Mitch McConnell had become a legend in the US Senate. McConnell was elected seven times and built the most powerful Republican machine in the Senate. McConnell outlasted six Presidents. McConnell passed the torch onto his picked successor, John Thune. Then he announced his retirement and endorsed a successor for his seat in Kentucky.
Every single establishment figure watching this told their donors “the McConnell network is durable”. Every single one assumed the old machine had enough infrastructure to survive his retirement. They were all wrong.
Trump walked in on May 1st and endorsed Andy Barr.
Cameron — the man who was supposed to carry McConnell’s network forward — entered with a polling lead, raised money, had the name recognition and had the Christian conservative base.
Barr had none of that early until Trump stepped in.
Cameron finished at 30%. Barr won with 60%.
The seat McConnell held since 1984 flipped to a Trump loyalist in a single primary night. The McConnell network did not survive a single election cycle.
In other Kentucky election news, Thomas Massie, the incumbent House member who has often been at odds with the President, lost his primary race. This is a House member who had great name recognition. He was defeated by Ed Gallrein, a relative unknown, in the Republican primary for House district #4 in Kentucky. This certainly appears to be a FAFO event.
Ed Gallrein:
“I was only in this race really for about 15 weeks. When you pull the holidays out, it was a David versus Goliath. I was the underdog.
“I want to thank President Trump for his support, his endorsement, and his counsel as I navigated this campaign. Which is a journey unto itself. And for his courageous leadership of our nation at this critical time, at this critical juncture in history. Thank you, Mr. President.”
CNN’s Harry Enten explained the Thomas Massie primary upset in Kentucky.

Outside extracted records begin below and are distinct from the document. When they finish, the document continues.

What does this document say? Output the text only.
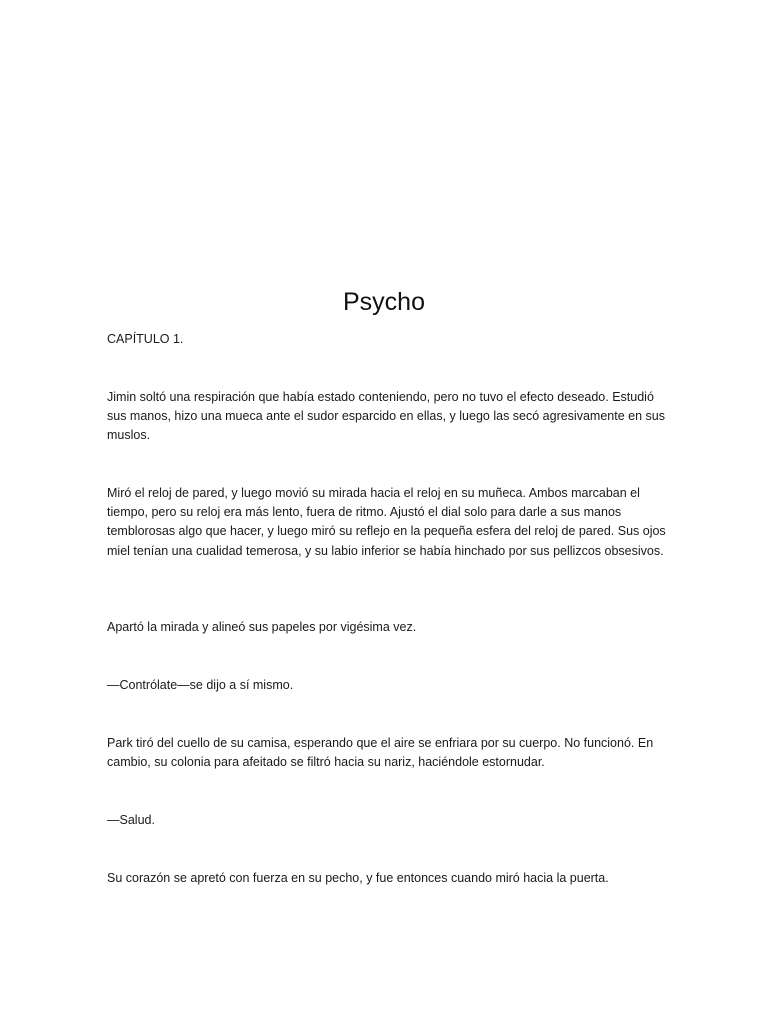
Psycho
CAPÍTULO 1.

Jimin soltó una respiración que había estado conteniendo, pero no tuvo el efecto deseado. Estudió sus manos, hizo una mueca ante el sudor esparcido en ellas, y luego las secó agresivamente en sus muslos.

Miró el reloj de pared, y luego movió su mirada hacia el reloj en su muñeca. Ambos marcaban el tiempo, pero su reloj era más lento, fuera de ritmo. Ajustó el dial solo para darle a sus manos temblorosas algo que hacer, y luego miró su reflejo en la pequeña esfera del reloj de pared. Sus ojos miel tenían una cualidad temerosa, y su labio inferior se había hinchado por sus pellizcos obsesivos.

Apartó la mirada y alineó sus papeles por vigésima vez.

—Contrólate—se dijo a sí mismo.

Park tiró del cuello de su camisa, esperando que el aire se enfriara por su cuerpo. No funcionó. En cambio, su colonia para afeitado se filtró hacia su nariz, haciéndole estornudar.

—Salud.

Su corazón se apretó con fuerza en su pecho, y fue entonces cuando miró hacia la puerta.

“I wasn’t surprised at all because the bottom line is this; Donald Trump is the general of the Republican Party and the Republican primary voters are his soldiers,” Enten said.
He continued: “And if you look at Thomas Massie, you can see it very clearly. You look in 2020, 2022, 2024, he was getting 75%, upwards of 81% of the primary vote in 2020. And today he gets less than 50% of vote, that’s the story!”
Massie may have exposed his darker side with his concession speech. He said, “I would have called Ed Gallrein but you know, had to find him in Tel Aviv.”
Scott Jennings noted, “There was an undercurrent of antisemitism on this race on the Massie side. It has been an undercurrent unfortunately and it really came out in an ugly way tonight and I think it needs to be stated, acknowledged, condemned because it was pretty despicable.”
Trump’s influence over Republican primary voters remains dominant. Massie, once winning by huge margins, fell sharply after crossing the president. The numbers don’t lie — Trump’s endorsement power decides races.